A Russian billionaire who failed to complete a deal to buy one of France's most beautiful houses has lost his deposit of €39 million.
Mikhail Prokhorov had made several bids to buy the sprawling Villa Leopolda de Villefranche-sur-Mer before owner Lily Safra accepted a price of €390 million in July 2008.
But Mr Prokhorov, a nickel magnate who topped Russia's rich list last year according to business magazine Finans, pulled out of the sale as the financial crisis broke in late 2008.
The final contract wasn't signed by a December 15th, 2008, deadline, causing the deposit to be forfeited under French law.
Since then, Mr Prokhorov (44) has been trying to recover the 10 per cent deposit he paid for the villa, which is perched between Nice and Monaco and was built for King Leopold II of Belgium.
The court in Nice said today Ms Safra did not need to pay Mr Prokhorov back the deposit.
"We have lost," said Mr Prokhorov's lawyer Jean-Pierre Gastaud. "The court decided that the notarised document was perfectly legitimate." He said he would advise his client to appeal.
Ms Safra, widow of banker Edmond Safra, said €36 million of the deposit would be donated to education, medical research and humitarian charities in France, Israel, Rwanda, the US and the UK. "The law has been applied, and justice has prevailed," she said in a statement yesterday.
Residences in the French Riviera, chiefly at Cap Ferrat and Monaco, vie with London as the most expensive in the world.

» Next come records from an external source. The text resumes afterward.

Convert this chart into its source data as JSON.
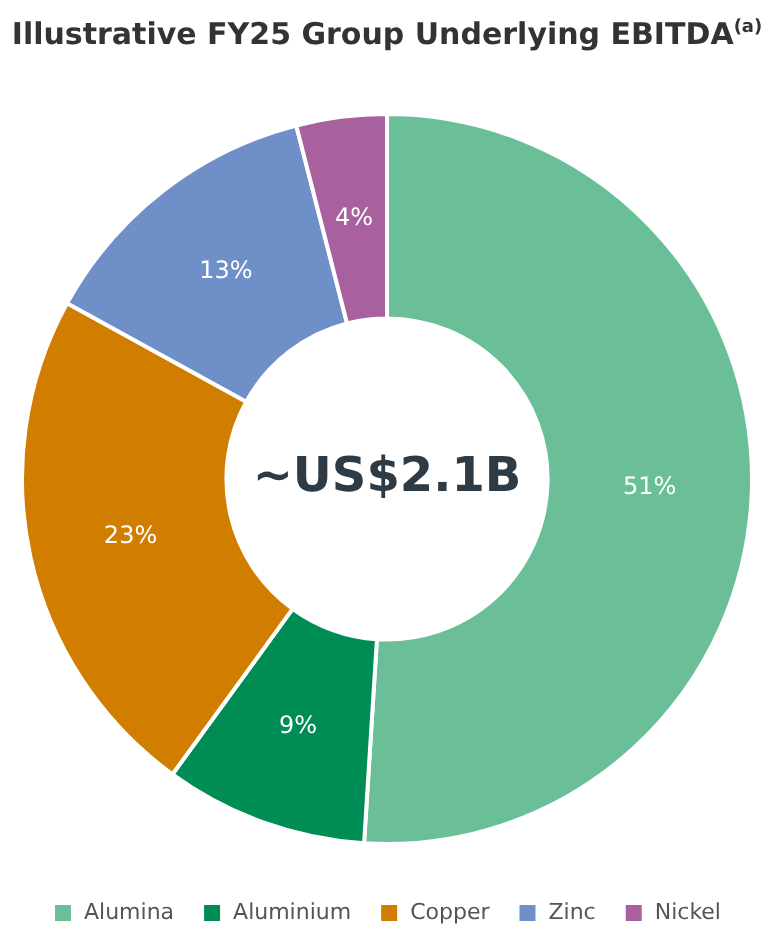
{
  "chart_data": {
    "type": "donut",
    "title": "Illustrative FY25 Group Underlying EBITDA$^{(a)}$",
    "categories": [
      "Alumina",
      "Aluminium",
      "Copper",
      "Zinc",
      "Nickel"
    ],
    "values": [
      51,
      9,
      23,
      13,
      4
    ],
    "value_labels": [
      "51%",
      "9%",
      "23%",
      "13%",
      "4%"
    ],
    "colors": [
      "#6abf98",
      "#008c55",
      "#d17d00",
      "#6f8fc9",
      "#a9609f"
    ],
    "annotations": [
      "~US$2.1B"
    ],
    "legend": "bottom"
  }
}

The sale of the villa, the most expensive home in the world at the time, came at the end of a decade-long boom in property prices on the Cote d'Azur. In the second quarter of 2008, luxury homes on nearby Cap Ferrat were worth about €42,320 per square metre.
King Leopold II, built the house at the centre of the dispute in 1902. Mr Safra bought the property from Giovanni Agnelli and used it to entertain guests including Ronald Reagan and Frank Sinatra. Mr Safra died in a fire in his 30-room penthouse in Monaco in 1999.
His US-born nurse Ted Maher was was arrested under suspicion of starting the fire, and was convicted by a Monaco court in 2002. Maher claimed that he started the fire to carry out a daring rescue, and thus increase his standing in the Safra family's eyes but he allegedly lost control of the fire unintentionally.
Mr Prokhorov made his fortune in the chaotic 1990s when businessmen bought up parts of former Soviet Union industries for a fraction of their real value. He is one of the owners of Norilsk Nickel, the world's biggest nickel producer, and Polyus Gold, Russia's biggest gold producer.